I've detailed DPM buildings (Design Preservation Models) with some success. But they're HO scale. They assemble about the same way as those 1/64 buildings, but a building ranges in price from about 15.00 to about 45.00 for a bigger kit. They aren't snap together kits like Atlas or Bachman. There are other things to keep in mind. The bigger the building, the larger the footprint, not only for the building itself, but the rest of the property. The parking, side walks, etc. Also, high buildings are great, except they obscure the view when you're running the slots. The kid's biggest gripe on my old table was the view.. Now he's bugging me to start the scenery on the smaller table... :freak:


----------



## NTxSlotCars (May 27, 2008)

Joe,
I can't believe how small that Pizza Hut is !!!

Rich... I thought it was a hot dog stand...not so Zilla.


----------



## slotcarman12078 (Oct 3, 2008)

Fooled ya this long Rich!! :tongue:


----------



## WaltB (Feb 21, 2010)

Not the "rising crust" version I presume?

Walt - "I thought you'ld be bigger"


----------



## Ogre (Jan 31, 2007)

Try looking for some ertil farm country buildings.
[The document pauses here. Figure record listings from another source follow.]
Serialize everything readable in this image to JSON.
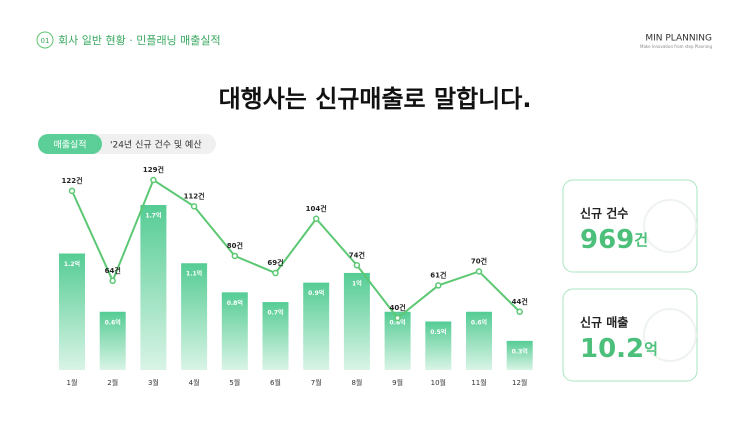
{
  "header": {
    "badge": "01",
    "section": "회사 일반 현황 · 민플래닝 매출실적",
    "brand": "MIN PLANNING",
    "brand_sub": "Make Innovation from step Planning"
  },
  "title": "대행사는 신규매출로 말합니다.",
  "tabs": {
    "active": "매출실적",
    "caption": "'24년 신규 건수 및 예산"
  },
  "cards": [
    {
      "label": "신규 건수",
      "value": "969",
      "unit": "건"
    },
    {
      "label": "신규 매출",
      "value": "10.2",
      "unit": "억"
    }
  ],
  "chart_data": {
    "type": "combo",
    "categories": [
      "1월",
      "2월",
      "3월",
      "4월",
      "5월",
      "6월",
      "7월",
      "8월",
      "9월",
      "10월",
      "11월",
      "12월"
    ],
    "series": [
      {
        "type": "bar",
        "color": "#5ccf98",
        "values": [
          1.2,
          0.6,
          1.7,
          1.1,
          0.8,
          0.7,
          0.9,
          1,
          0.6,
          0.5,
          0.6,
          0.3
        ],
        "value_labels": [
          "1.2억",
          "0.6억",
          "1.7억",
          "1.1억",
          "0.8억",
          "0.7억",
          "0.9억",
          "1억",
          "0.6억",
          "0.5억",
          "0.6억",
          "0.3억"
        ]
      },
      {
        "type": "line",
        "color": "#5cc874",
        "values": [
          122,
          64,
          129,
          112,
          80,
          69,
          104,
          74,
          40,
          61,
          70,
          44
        ],
        "value_labels": [
          "122건",
          "64건",
          "129건",
          "112건",
          "80건",
          "69건",
          "104건",
          "74건",
          "40건",
          "61건",
          "70건",
          "44건"
        ]
      }
    ]
  }
}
Most of them will fit our scale but some are better for 1/43. Good luck.


----------



## Joe65SkylarkGS (Feb 15, 2010)

Ogre said:


> Try looking for some ertil farm country buildings. Most of them will fit our scale but some are better for 1/43. Good luck.




I'm looking for grandstands, garages and bleachers. I'm not much into farm buildings or homes but would love some concession stands, pit shops and judges type stands too.

I'm going to my local big hobby shop later. I hit a smaller one yesterday and all he had was some nice trees for HO, the place i'm going to today is a major RailRoading type place. So i'm hoping to find some stuff there.

I'll post my findings later.:thumbsup:


----------



## WaltB (Feb 21, 2010)

That 3-bay garage in Slotcarman's post would make a good Tech building, or combine several for a garage area, there are several concession stands available for cheap on the previous links, Maisto makes a Ford rollback that would be great as a track crew vehicle (bed does extend and tilt) and don't forget porta-johns, lots of porta-johns!

Search for Faller stuff, I think they are the most racing oriented for structures.

later,Walt


----------



## Joe65SkylarkGS (Feb 15, 2010)

Thanks Walt. I'll get my new layout up hopefully later or tonight and then i'll see what I think will be a good look for it and go from there.:thumbsup:


----------



## Ogre (Jan 31, 2007)

This company has some nice items.

http://deimosdesign.com/


----------



## 41-willys (Jan 7, 2000)

Ogre said:


> This company has some nice items.
> 
> http://deimosdesign.com/


very nice and veryvery pricy


----------



## WaltB (Feb 21, 2010)

Those grandstands are nice, not really a bad deal considering the size and detail looks good. Too bad my current budget is $-0


----------



## Joe65SkylarkGS (Feb 15, 2010)

That last link is giving me a crazy idea that maybe I can make my own stuff!!

I'll have to take a trip to the local hobby shop and see what i can come up with. Really doesn't look too difficult.


----------